Jennifer Lopez, aka J-Lo, aka Jellopez, the Gyrating Chaos as HP Lovecraft would surely have known her, has returned once more with her sixth album, Brave. Yes, there really has been that many. And yes, it really is as bad as we’ve all come to expect.
On Wikipedia Jellopez is listed as an “actress, singer-songwriter, model, dancer, fashion designer and television producer”. This might meat than Lopez is either a genius, or that it is much easier to fulfil all the above roles than we have been led to believe. My personal belief is that she is the next evolutionary stage of mankind (or perhaps a bizarre genetic offshoot), where a human being becomes a sort of living brand, strutting around and marketing their shallow, empty life to the masses. Lopez is clearly a driven and media-savvy woman, but there are precious few people who could be genuinely good in such an extensive list of roles, and evidence suggests that she isn’t one of them.
For starters Jellopez is not a talented musician.
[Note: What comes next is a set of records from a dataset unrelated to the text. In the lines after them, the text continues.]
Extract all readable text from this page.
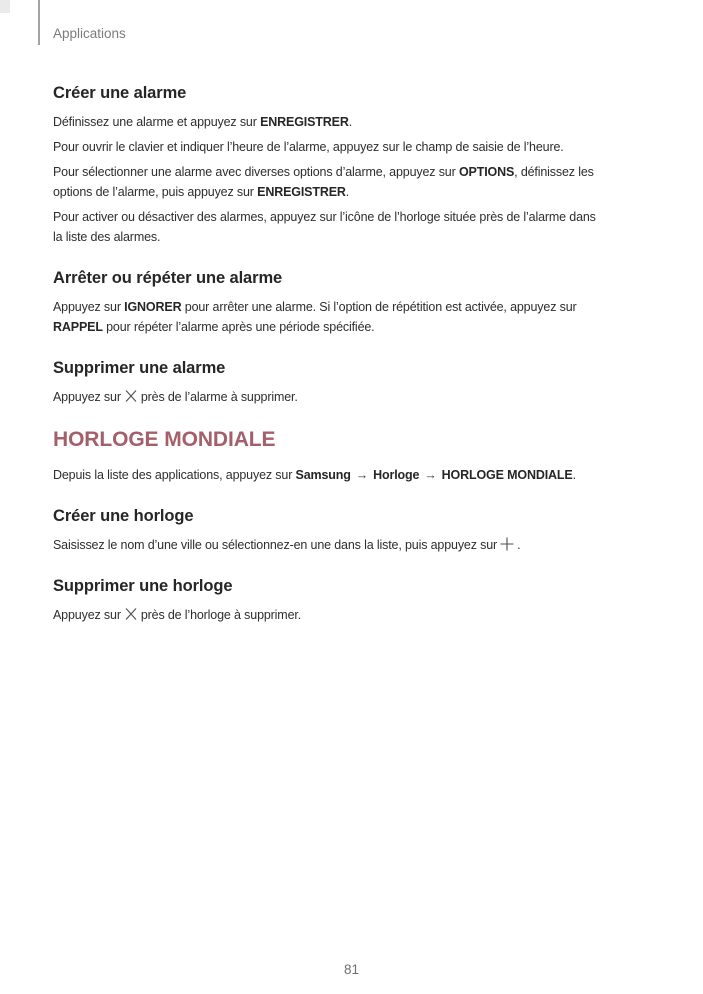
Applications
Créer une alarme

Définissez une alarme et appuyez sur ENREGISTRER.

Pour ouvrir le clavier et indiquer l’heure de l’alarme, appuyez sur le champ de saisie de l’heure.

Pour sélectionner une alarme avec diverses options d’alarme, appuyez sur OPTIONS, définissez les
options de l’alarme, puis appuyez sur ENREGISTRER.

Pour activer ou désactiver des alarmes, appuyez sur l’icône de l’horloge située près de l’alarme dans
la liste des alarmes.

Arrêter ou répéter une alarme

Appuyez sur IGNORER pour arrêter une alarme. Si l’option de répétition est activée, appuyez sur
RAPPEL pour répéter l’alarme après une période spécifiée.

Supprimer une alarme

Appuyez sur près de l’alarme à supprimer.

HORLOGE MONDIALE

Depuis la liste des applications, appuyez sur Samsung → Horloge → HORLOGE MONDIALE.

Créer une horloge

Saisissez le nom d’une ville ou sélectionnez-en une dans la liste, puis appuyez sur .

Supprimer une horloge

Appuyez sur près de l’horloge à supprimer.

81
Her voice is by turns shrill, whiny and breathy, and she adopts a sort of Bronx-esque rap style that can most politely be described as “unusual”. First single ‘Do It Well’ is a perfect example: noisy, non-descript, and with Lopez somehow achieving the feat of being both shouty and monotonous at the same time. This is bad R&B the like of which has slithered its way out of the US a thousand times before.
Of course, some pop musicians of questionable talent, when coupled with some clever songwriting, have been known to come out with some beautiful little gems. Girls Aloud in their heyday came out with a string of hits that were hummable at the very least, though the Beach Boys they are not. Sadly for Jellopez, her extremely average voice is not even supported by well-written songs. The music on Brave is as generic and cold as if it were all produced in a weekend on somebody’s laptop. The lyrics are frustratingly repetitive – if Lopez says “I can do this forever” once, she says it a hundred times. She could repeat herself forever, forever, forever, forever.
Never the most likeable star on the planet anyway, Lopez displays a continued talent for spouting lyrics that are at best slightly…insulting. If you’ll recall, she was still Jenny from the block who always remembers where she came from (presumably so she would never accidentally find herself going back) and now, on ‘Stay Together’, she claims not breaking up as “the new trend”, as if millions of people had never done it before she managed three years in the same marriage. Her childhood might have been hard, but nowadays the only reason you couldn’t ‘Walk A Mile In These Shoes’ is because they are stilettoed torture devices the size of a postage stamp. Lopez wears conceit like a badge of honour.
Kudos where it’s due, Jellopez has travelled far on her ambition for rather than an aptitude for music. But Brave is unremittingly awful. Lopez wails her way through all 13 tracks like the anthropomorphic personification of offensiveness. Find a corner to hide in until she blusters over.